I am still processing the broad impact silence had on my life. But when I broke my silence, I encountered something I did not expect; company. Suddenly friends of mine opened up to me and began telling me their stories, many for the first time. I have been the listening ear for domestic violence victims and victims of childhood sexual abuse. I am always amazed at how similar, how common, our stories really are.

And I always tell them "I'm sorry ______ happened to you. I'm sorry ______ did that to your. You did nothing to deserve it." And I always see the look same on their faces, the same spark of hope.

If you have been suffering in silence, I encourage you to speak out. I know it is scary. I know you fear reliving the pain of the abuse, and the potential reaction of whomever hears your story for the first time. In my experience I can tell you that family and friends are often more difficult to talk to than strangers. It can be hard for family and friends to listen to you without reacting strongly. People who love you should become angry for you, and sometimes that anger appears misplaced onto you,  the victim. If you seek counseling, select someone who specializes in trauma. Or you can email me (link at top). I will listen, I will believe you. I will help you find your voice.



If you are reading this but are not a victim, thank you. Don't be afraid to respond to a victim when s/he opens up to you. if they speak to you in confidence, listen and comfort. If you take the time to read the blog, take the time to say something encouraging. You don't have to have all the answers. You don't have to fix the situation. But remember, silence speaks volumes.

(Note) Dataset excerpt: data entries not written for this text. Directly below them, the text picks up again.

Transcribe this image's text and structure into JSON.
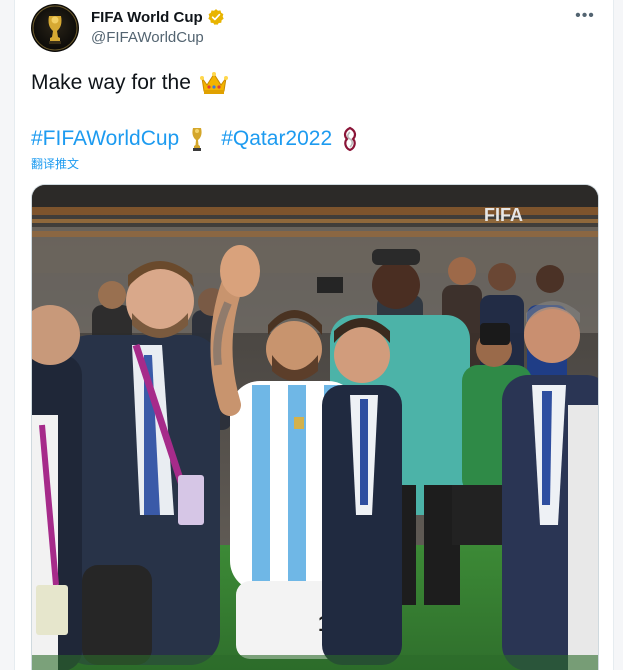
{
  "author": {
    "display_name": "FIFA World Cup",
    "handle": "@FIFAWorldCup",
    "verified": true,
    "avatar_icon": "trophy-icon"
  },
  "tweet": {
    "text": "Make way for the",
    "text_emoji": "crown-emoji",
    "hashtags": [
      {
        "label": "#FIFAWorldCup",
        "emoji": "trophy-emoji"
      },
      {
        "label": "#Qatar2022",
        "emoji": "qatar-emblem-emoji"
      }
    ],
    "translate_label": "翻译推文"
  },
  "media": {
    "banner_text": "FIFA",
    "jersey_number": "10"
  },
  "colors": {
    "link": "#1d9bf0",
    "secondary_text": "#536471",
    "verified": "#e8b400",
    "pitch": "#3f8a3a"
  }
}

Here is a list of suggested responses from the website RAINN* 

  1. “I’m sorry this happened.” Acknowledge their experience and how it affected their life. You can use words to show you empathize using phrases like “This must be really tough for you” and “I’m so glad you are sharing this with me.”
  2. “It’s not your fault.” Survivors may blame themselves, especially if they know the perpetrator personally. Remind your friend – maybe even more than once – that they are not to blame.
  3. “I believe you.” It can be extremely difficult for people to come forward and share their story. They may feel ashamed or they may fear being blamed for the assault. So when someone shares their experience with you, the best thing you can do is to believe them.
  4. “I’m here to listen.” Remind your friend that you are there to listen. The wake of an assault can be challenging for a survivor, as they might be making difficult decisions, such as deciding to go through the justice process.
  5. “You can trust me.” If a survivor opens up to you, it means they trust you. Reassure that you won’t judge them and respect them by respecting their privacy. Before you share their story with others, make sure it’s okay with them. They may not be ready to take that step yet.
  6. “Are you open to receiving medical attention?” Your friend might need medical attention, even if the assault happened a while ago. You can ask, “Are you open to seeking medical care?” or offer to send them information about health resources on campus.